North Korea On Track To Deploy First Ballistic Missile Submarine, US Think Tank Says
North Korea is on an “aggressive schedule” to build and deploy its first operational ballistic-missile submarine, a U.S. think tank...
North Korea is on an “aggressive schedule” to build and deploy its first operational ballistic-missile submarine, a U.S. think tank said, citing commercial satellite imagery.
The report by 38 North, a website run by the U.S.-Korea Institute at Johns Hopkins University, suggests that the North is making progress in developing submarine-launched ballistic missiles in addition to its land-based nuclear weapons program.
Images from Nov. 5 showed parts being moved into and out of areas near constructions halls, indicating a shipbuilding program is in progress at the Sinpo base on North Korea’s east coast.
38 North pointed to two large circular objects in a yard that could be parts of a submarine’s pressure hull. It said their presence “suggests construction of a new submarine.”
The findings, which were posted on the website Thursday, also noted a probable launch canister at the missile test stand, suggesting ongoing ejection testing.
“Such testing could support the continued development of SLBMs, a new ballistic missile submarine or a combination of both,” defense expert Joseph Bermudez said in his analysis.
It also would be consistent with a CNN report in August saying the U.S. military has detected “highly unusual and unprecedented levels” of North Korean submarine activity.
CNN quoted an unnamed U.S. defense official as saying there was evidence of an ejection test — which evaluates the “cold-launch system” that propels the missile from the launch canister before its engines ignite — in August.

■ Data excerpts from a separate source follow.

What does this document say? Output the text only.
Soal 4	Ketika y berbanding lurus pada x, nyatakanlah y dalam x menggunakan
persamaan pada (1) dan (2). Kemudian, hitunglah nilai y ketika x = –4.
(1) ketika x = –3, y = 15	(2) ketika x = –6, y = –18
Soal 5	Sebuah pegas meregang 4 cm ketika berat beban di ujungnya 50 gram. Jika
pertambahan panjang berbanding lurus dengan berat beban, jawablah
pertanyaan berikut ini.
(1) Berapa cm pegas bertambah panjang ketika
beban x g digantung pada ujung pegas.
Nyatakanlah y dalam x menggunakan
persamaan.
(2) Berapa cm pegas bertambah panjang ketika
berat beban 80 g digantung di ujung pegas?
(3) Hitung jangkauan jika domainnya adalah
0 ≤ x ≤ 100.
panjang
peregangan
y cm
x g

The development of a submarine able to launch a long-range missile would be significant because it would be harder to detect and better able to maneuver in international waters than land-based systems.
In August 2016, North Korea successfully test-fired an SLBM that flew about 310 miles from Sinpo toward Japan before crashing into the sea.
It was fired at a high angle to avoid Japanese territory, and military officials said it could have traveled twice as far on a normal trajectory. North Korea’s state-run media said the test showed the United States was “within striking range.”
U.S. and South Korean military officials have been on alert for signs that the communist state may conduct another missile test after a more than two-month lull in activity.
38 North said a prototype submarine and submersible missile test stand barge appear ready to be put to sea at any time, but it stressed that “there are no activities suggesting” a test was imminent.
Tensions are high over traded threats between the North and President Donald Trump, who has threatened to “totally destroy” the country if forced to defend the U.S. and its allies.
North Korea raised alarm over the summer when it test-fired two intercontinental ballistic missiles and sent two other projectiles soaring over the Japanese island of Hokkaido.
Pyongyang also conducted its sixth and most powerful nuclear test on Sept. 3.